Senator Joe Biden and Senator John McCain

"My name's Joe Biden. I'm a Democrat. And I loved John McCain," Biden said at the beginning of his emotional eulogy of John McCain during his August memorial service.

"We'd talk about family," Biden remembered of his friendship with McCain. "We'd talk about politics. We'd talk about international relations. We'd talk about promise — the promise of America."

While from different political parties, McCain and Biden held a famously close friendship over the decades they served in Congress together, and lasted when they ran on opposing presidential tickets in 2008.
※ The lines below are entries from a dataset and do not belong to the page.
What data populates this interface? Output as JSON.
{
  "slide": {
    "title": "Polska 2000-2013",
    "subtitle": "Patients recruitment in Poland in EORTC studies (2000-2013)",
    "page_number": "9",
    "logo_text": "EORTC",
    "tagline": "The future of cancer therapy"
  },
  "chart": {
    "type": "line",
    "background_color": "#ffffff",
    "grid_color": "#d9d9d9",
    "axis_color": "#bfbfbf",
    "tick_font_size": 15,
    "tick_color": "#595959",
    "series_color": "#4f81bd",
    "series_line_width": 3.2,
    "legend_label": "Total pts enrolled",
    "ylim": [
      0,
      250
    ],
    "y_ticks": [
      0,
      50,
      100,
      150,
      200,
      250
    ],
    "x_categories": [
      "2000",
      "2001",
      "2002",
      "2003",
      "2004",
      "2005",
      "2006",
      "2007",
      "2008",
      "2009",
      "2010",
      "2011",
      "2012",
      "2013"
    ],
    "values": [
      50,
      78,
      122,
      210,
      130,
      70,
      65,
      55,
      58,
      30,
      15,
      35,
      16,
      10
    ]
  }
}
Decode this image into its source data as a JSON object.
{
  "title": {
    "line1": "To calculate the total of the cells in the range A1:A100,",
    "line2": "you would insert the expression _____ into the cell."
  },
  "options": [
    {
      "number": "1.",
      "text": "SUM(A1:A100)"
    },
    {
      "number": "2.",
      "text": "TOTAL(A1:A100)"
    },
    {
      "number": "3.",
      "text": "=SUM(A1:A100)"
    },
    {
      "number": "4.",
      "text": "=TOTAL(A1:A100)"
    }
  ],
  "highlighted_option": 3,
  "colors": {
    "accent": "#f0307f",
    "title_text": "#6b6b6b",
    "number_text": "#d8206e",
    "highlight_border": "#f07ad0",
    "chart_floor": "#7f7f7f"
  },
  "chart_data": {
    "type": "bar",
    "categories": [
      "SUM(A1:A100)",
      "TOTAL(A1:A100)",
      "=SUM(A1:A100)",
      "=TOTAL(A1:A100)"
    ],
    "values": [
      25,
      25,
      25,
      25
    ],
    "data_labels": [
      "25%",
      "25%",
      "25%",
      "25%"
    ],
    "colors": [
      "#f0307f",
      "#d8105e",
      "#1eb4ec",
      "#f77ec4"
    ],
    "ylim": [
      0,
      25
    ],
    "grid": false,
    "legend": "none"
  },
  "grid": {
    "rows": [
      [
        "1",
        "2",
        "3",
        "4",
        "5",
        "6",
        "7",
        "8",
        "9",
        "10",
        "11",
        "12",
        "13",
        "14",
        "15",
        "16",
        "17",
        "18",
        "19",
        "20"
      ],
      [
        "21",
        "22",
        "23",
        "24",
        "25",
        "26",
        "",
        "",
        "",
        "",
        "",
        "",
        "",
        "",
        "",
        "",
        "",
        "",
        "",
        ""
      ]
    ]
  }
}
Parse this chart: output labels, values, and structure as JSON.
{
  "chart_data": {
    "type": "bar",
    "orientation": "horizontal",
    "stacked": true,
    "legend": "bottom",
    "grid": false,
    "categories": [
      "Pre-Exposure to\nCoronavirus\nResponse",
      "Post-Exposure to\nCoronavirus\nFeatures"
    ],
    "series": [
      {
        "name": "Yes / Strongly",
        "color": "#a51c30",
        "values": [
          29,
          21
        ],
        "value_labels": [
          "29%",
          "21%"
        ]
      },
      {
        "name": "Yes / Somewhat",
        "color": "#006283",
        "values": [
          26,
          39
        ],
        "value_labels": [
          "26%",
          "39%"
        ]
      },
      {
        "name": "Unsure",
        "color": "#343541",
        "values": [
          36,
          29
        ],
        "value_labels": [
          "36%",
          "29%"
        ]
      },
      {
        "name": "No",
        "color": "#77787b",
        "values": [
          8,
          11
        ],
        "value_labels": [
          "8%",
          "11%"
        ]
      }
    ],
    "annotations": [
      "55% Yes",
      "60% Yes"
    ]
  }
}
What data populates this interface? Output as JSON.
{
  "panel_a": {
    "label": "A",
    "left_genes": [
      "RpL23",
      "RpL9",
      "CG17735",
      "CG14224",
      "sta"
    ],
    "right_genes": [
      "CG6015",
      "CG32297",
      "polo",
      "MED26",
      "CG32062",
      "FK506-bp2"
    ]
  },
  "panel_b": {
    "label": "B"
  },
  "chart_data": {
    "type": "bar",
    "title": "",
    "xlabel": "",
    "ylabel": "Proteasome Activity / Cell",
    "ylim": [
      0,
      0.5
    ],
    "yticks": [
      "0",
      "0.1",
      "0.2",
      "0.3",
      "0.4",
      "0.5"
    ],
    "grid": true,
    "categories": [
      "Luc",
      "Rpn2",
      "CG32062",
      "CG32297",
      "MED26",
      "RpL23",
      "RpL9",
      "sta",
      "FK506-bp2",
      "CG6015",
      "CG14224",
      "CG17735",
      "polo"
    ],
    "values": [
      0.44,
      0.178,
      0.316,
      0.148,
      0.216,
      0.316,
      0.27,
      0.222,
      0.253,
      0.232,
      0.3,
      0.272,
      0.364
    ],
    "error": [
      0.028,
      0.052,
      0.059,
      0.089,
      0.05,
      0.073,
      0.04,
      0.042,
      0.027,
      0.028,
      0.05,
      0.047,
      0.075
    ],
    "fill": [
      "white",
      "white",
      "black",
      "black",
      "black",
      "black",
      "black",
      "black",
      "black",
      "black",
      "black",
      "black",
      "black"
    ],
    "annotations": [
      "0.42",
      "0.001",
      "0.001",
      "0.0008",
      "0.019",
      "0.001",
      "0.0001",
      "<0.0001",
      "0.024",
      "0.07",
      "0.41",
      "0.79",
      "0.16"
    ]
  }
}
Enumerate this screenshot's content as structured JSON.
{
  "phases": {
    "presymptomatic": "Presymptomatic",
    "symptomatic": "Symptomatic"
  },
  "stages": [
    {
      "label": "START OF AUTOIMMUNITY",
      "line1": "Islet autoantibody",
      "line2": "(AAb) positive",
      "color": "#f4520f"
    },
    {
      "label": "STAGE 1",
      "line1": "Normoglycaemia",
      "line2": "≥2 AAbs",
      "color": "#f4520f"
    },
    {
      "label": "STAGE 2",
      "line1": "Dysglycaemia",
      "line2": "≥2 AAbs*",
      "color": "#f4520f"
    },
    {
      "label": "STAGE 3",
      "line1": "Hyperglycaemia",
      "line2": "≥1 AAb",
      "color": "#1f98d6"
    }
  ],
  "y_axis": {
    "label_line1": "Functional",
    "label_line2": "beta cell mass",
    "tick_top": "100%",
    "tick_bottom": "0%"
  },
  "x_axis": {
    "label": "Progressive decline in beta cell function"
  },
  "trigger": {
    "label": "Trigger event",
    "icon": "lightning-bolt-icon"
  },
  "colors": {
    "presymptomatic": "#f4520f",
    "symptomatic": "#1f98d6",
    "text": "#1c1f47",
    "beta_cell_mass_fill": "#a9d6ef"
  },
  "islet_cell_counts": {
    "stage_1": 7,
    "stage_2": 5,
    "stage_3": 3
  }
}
"Above all, we understood the same thing: All politics is personal," Biden said. "It's all about trust. I trusted John with my life, and I would, and I think he would trust me with his."

Sources: Business Insider, NBC

Bill Clinton and both Bush presidents, George H.W. Bush and George W. Bush

During the 1990s, President Bill Clinton clashed with his both his predecessor and the man who would replace him.

But during the 21st century, Clinton's relationship with the Bushes became decidedly more amicable, with all three former Presidents expressing newfound respect and admiration for each other.

They've gotten so close that George W. now refers to Clinton as his “brother with a different mother," and his daughter Jenna calls Clinton "Uncle Bill."

Clinton and George H.W. Bush traveled together to help with relief efforts after a tsunami struck Southeast Asia and then later to the site of Hurricane Katrina, becoming fast friends along the way.

Source: The Washington Post

Supreme Court Justices Ruth Bader Ginsburg and Antonin Scalia

These two Supreme Court Justices had markedly different judicial philosophies and ways of interpreting the US Constitution, but they maintained a close friendship for decades, sharing a home state of New York and a passion for opera, even spending holidays with each other's families before Scalia's 2016 death.

“If you can’t disagree ardently with your colleagues about some issues of law and yet personally still be friends, get another job, for Pete’s sake,” Scalia once said of his friendships with colleagues.

Bader Ginsburg reflected in an interview with The Washington Post on how much she appreciated the intellectual rigor and healthy clash of ideas in their friendship.

“As annoyed as you might be about his zinging dissent, he’s so utterly charming, so amusing, so sometimes outrageous, you can’t help but say, ‘I’m glad that he’s my friend or he’s my colleague,'" she said.

Sources: The Washington Post

President Richard Nixon and baseball player Jackie Robinson

While the former Republican president and baseball legend who played a key role in integrating major league baseball seem like an especially unlikely pair, Robinson and Nixon were allied in the early 1960s.

Robinson endorsed Nixon's 1960 campaign for president over Democratic rival John F. Kennedy, decrying Kennedy's commitment to civil rights as "insincere," and accompanying Nixon at campaign stops around the country.

Robinson later went on to also support the campaign of Republican David Rockefeller for governor of New York, but quickly changed his tune when the Republican Party re-aligned to be more opposed to civil rights measures than the Democratic Party.

Robinson was reportedly "furious" over Nixon's support of anti-civil rights senator Strom Thurman, and complained in a letter just weeks before his 1972 death that Nixon was "polarizing the country."

Source: New York Times

German Chancellor Angela Merkel and former French president Nicholas Sarkozy

Dubbed "Europe's odd couple" and given the moniker "Merkozy," the two European leaders exemplified very different political styles and clashed on occasion, but still maintained a close working partnership and friendship.

Sarkozy traveled to Germany to support Merkel in the 2009 legislative elections, and Merkel returned the favor and helped campaign for Sarkozy's presidential bid in 2012, which he ultimately lost.

"We are friends, we are allies, we understand each other better and better," Sarkozy said of Merkel in 2012.

"When she speaks, she speaks for the whole of Germany, not just those of the left or the right; and it is the same when I speak: I speak for France," he added. "People who don't understand this don't know us very well: our countries are more important than we are."